Äußerlich findet man kaum neues im Vergleich zur 10.04er Version, was aber nicht heißt das es keine gibt. Die Entwickler haben sich eher auf die Verbesserung und Optimierung der bestehenden Systeme konzentriert. Zudem wird ab Ubuntu 10.10 der Kernel 2.6.35 verwendet, der zum Release der aktuellste Stable-Kernel war und der auch die für Frühjahr 2011 erwarteten Sandybridge-Prozessoren unterstützt. Als Desktops stehen KDE SC 4.5 für Kubuntu, Gnome 2.32 für Ubuntu und Xfce 4.6.2 für Xubuntu bereit. WLAN steht nun während Installation zur Verfügung. Die Partitionierung wurde um einiges erleichtert. Der Fotoverwalter „Shotwell“ ersetzt den angestaubten Bildbetrachter F-Spot und die Musikverwaltung Rhythmbox lässt sich nun direkt aus dem Lautstärkeregler im Panel steuern. In der speziellen Netbook-Version gibt es auch für den Desktop eine Änderung hier wurde das besetehende Gnome/XFCE4 durch den neuen Unity-Desktop ersetzt. Unity kann aber auch in der normalen Ubuntu-Version per APT-GET nachinstalliert werden. Unity soll dann ab Release 11.04 Natty Narwhal auch für Ubuntu Desktop und Ubuntu Server der Standard-Desktop werden. Es gibt ab Maverick Meerkat eine neue Open-Type-TTF-Schriftart, die den Namen der Distribution selbst (Ubuntu) trägt.

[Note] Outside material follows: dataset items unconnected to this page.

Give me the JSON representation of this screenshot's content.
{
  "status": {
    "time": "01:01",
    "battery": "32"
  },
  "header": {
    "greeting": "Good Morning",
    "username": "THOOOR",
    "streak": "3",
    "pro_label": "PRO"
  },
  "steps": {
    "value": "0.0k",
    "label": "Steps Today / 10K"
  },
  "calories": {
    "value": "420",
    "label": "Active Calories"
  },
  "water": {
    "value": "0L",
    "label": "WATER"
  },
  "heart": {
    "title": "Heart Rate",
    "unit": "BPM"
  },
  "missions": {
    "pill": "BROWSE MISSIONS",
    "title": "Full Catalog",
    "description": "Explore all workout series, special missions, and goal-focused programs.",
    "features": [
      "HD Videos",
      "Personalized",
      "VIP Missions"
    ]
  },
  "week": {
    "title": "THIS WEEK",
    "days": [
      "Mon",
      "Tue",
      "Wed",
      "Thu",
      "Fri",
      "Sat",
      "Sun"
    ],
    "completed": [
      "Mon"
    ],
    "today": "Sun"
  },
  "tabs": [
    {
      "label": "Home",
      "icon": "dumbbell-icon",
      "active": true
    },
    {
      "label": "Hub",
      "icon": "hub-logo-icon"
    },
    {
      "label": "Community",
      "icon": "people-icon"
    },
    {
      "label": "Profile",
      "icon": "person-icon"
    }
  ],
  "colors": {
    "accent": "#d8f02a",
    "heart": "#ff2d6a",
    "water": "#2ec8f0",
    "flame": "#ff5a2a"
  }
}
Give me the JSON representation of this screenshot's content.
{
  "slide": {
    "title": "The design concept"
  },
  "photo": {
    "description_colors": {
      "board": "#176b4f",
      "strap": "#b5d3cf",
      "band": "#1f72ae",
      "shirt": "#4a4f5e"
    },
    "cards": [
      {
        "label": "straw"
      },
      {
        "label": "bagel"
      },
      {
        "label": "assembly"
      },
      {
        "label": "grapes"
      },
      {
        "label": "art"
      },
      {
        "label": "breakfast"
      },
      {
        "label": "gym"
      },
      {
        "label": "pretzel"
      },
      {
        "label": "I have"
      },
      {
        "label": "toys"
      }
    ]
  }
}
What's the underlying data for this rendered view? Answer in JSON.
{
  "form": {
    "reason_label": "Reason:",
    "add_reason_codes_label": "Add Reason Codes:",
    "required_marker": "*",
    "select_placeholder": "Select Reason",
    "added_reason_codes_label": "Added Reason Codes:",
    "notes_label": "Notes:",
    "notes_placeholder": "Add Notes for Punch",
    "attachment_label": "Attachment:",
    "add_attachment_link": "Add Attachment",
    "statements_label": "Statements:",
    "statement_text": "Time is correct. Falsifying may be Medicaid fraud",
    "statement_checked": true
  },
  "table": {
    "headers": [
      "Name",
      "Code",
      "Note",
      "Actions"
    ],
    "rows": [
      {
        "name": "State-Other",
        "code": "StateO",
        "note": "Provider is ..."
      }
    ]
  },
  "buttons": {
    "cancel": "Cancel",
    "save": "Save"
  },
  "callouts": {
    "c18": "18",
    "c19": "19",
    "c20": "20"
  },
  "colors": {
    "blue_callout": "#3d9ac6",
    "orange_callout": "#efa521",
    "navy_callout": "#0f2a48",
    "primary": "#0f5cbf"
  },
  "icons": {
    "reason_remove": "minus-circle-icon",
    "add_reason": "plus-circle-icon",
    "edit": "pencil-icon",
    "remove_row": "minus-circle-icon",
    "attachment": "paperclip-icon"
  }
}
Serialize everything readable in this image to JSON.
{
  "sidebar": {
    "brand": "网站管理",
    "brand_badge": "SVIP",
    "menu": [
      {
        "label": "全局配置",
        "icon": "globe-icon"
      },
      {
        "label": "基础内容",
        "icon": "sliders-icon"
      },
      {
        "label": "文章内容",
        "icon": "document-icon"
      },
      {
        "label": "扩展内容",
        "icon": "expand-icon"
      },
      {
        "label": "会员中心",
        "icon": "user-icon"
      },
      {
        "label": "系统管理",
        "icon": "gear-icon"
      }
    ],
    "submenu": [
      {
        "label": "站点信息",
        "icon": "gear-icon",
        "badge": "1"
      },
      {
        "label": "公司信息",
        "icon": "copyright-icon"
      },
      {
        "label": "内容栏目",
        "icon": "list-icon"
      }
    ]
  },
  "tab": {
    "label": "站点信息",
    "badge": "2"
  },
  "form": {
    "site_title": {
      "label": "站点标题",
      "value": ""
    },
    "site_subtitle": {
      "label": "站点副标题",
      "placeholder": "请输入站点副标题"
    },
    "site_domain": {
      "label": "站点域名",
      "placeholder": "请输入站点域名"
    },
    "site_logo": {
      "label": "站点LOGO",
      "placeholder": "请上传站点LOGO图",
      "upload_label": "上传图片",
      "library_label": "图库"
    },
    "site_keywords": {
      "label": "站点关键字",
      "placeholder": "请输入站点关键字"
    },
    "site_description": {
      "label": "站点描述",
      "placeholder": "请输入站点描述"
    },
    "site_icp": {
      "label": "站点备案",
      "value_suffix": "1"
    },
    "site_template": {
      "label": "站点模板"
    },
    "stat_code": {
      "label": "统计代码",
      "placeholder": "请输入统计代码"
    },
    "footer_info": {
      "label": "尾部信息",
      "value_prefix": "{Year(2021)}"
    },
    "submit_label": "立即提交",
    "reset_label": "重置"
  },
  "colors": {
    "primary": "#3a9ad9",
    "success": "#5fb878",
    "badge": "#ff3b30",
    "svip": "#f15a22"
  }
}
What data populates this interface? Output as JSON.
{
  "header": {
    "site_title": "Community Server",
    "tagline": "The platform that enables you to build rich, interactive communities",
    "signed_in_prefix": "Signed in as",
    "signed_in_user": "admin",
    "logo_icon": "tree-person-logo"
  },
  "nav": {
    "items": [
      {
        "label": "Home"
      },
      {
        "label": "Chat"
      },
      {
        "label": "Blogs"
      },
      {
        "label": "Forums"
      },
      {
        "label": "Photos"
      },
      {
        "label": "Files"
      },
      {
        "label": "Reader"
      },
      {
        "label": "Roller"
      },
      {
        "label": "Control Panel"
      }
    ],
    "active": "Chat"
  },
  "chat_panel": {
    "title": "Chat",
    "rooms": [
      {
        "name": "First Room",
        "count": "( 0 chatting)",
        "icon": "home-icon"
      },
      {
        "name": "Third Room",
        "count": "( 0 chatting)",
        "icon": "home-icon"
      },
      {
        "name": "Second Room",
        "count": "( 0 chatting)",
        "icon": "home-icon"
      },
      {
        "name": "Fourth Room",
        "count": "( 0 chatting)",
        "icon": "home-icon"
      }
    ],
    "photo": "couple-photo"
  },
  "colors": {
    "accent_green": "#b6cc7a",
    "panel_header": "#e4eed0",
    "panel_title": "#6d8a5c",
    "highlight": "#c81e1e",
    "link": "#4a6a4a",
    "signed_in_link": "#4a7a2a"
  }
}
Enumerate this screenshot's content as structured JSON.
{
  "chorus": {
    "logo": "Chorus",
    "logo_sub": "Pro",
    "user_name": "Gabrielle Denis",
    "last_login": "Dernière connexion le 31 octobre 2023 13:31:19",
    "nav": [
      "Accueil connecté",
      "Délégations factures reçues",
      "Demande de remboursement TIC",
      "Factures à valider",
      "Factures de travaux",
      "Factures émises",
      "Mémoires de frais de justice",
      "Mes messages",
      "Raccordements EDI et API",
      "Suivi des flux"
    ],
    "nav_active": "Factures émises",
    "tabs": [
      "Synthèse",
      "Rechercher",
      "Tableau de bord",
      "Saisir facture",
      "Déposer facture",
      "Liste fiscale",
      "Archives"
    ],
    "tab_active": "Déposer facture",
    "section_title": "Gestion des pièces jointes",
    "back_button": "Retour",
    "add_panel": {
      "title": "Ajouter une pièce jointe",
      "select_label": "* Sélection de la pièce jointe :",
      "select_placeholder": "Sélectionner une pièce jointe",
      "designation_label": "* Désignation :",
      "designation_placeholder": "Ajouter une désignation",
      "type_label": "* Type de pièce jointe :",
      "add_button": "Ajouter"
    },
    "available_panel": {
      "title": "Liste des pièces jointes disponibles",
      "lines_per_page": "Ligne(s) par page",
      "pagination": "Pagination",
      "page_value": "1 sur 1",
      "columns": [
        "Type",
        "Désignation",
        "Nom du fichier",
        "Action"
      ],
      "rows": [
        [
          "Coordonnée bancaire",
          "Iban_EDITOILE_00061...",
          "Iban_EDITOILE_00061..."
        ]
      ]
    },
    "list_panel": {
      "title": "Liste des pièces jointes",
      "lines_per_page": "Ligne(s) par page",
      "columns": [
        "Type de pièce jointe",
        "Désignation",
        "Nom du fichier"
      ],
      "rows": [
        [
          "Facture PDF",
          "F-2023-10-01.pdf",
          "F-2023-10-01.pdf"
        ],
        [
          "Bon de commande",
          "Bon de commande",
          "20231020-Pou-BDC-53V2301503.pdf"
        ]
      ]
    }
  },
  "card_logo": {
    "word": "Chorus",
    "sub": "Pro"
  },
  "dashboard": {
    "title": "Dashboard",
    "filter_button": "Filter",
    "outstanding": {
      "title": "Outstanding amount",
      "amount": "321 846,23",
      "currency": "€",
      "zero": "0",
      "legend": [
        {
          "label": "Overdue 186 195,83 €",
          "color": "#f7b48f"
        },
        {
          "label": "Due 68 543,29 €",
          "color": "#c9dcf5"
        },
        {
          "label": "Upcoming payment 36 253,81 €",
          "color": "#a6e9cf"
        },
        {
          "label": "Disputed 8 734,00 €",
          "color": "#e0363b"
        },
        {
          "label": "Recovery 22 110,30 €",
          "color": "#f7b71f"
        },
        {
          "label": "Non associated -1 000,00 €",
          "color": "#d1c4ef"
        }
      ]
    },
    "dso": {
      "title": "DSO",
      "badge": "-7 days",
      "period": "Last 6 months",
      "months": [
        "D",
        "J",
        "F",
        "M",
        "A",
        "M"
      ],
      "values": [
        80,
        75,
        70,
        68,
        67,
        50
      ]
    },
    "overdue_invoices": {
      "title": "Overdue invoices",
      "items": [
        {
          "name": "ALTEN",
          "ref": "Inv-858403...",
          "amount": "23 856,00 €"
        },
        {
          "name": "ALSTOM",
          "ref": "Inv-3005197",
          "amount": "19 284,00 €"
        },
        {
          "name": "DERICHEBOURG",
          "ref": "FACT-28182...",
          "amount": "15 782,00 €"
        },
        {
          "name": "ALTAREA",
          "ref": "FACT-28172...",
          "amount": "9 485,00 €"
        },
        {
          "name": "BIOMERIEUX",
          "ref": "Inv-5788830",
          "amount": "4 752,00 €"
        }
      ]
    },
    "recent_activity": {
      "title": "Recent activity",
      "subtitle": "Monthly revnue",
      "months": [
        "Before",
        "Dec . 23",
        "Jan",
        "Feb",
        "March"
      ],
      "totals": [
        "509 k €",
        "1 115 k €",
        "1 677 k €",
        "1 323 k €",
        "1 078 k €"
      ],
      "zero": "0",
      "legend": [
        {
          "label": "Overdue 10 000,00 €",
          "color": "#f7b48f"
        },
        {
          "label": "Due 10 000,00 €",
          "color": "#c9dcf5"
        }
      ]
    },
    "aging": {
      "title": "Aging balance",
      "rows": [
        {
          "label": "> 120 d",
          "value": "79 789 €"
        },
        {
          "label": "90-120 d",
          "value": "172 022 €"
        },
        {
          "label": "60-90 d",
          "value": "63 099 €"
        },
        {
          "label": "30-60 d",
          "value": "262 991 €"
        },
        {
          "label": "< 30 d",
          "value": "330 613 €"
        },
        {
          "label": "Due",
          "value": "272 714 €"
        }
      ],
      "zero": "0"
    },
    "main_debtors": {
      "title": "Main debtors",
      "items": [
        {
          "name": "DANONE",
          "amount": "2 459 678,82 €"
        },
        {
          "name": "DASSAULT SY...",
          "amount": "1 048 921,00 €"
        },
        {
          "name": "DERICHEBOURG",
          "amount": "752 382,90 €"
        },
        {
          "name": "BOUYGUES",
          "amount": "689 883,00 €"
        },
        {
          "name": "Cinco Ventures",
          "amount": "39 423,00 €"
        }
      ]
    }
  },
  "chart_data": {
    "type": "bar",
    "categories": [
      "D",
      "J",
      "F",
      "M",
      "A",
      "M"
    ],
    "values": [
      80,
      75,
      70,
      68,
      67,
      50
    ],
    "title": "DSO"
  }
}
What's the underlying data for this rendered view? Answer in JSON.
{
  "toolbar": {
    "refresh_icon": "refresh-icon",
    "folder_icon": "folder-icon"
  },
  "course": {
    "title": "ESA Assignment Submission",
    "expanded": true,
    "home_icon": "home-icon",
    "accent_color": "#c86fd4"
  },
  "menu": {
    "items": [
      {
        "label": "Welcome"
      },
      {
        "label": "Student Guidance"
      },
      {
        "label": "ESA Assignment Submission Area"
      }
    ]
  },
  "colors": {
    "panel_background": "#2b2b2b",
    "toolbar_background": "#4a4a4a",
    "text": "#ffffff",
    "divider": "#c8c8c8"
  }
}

Systemvoraussetzungen und Screenshots

Ubuntu ist mit minimalistischen Einstellungen sehr genügsam. Hier läuft das Grundsystem locker mit 512 MB RAM, wenn man mit Office- und Grafikanwendungen arbeiten und auf gewohnte Programme wie Firefox nicht verzichten möchte sollte 1 GB Arbeitsspeicher besitzen. Bei den Prozessoren ist Ubuntu auch wenig anspruchsvoll und läuft mit allem ab Atom aufwärts problemlos. Genauso sieht es bei der Grafikkarte aus solange man auf Compiz verzichten kann reicht hier jeder x-beliebige Onboard-Chip.
Mit Fluxbox bzw. ICEWM als Desktopumgebung und den minimalistischen alternativen (NetSurf als Browser, Abiword, Gnumeric) läuft Ubuntu auch mit weniger Rechenleistung.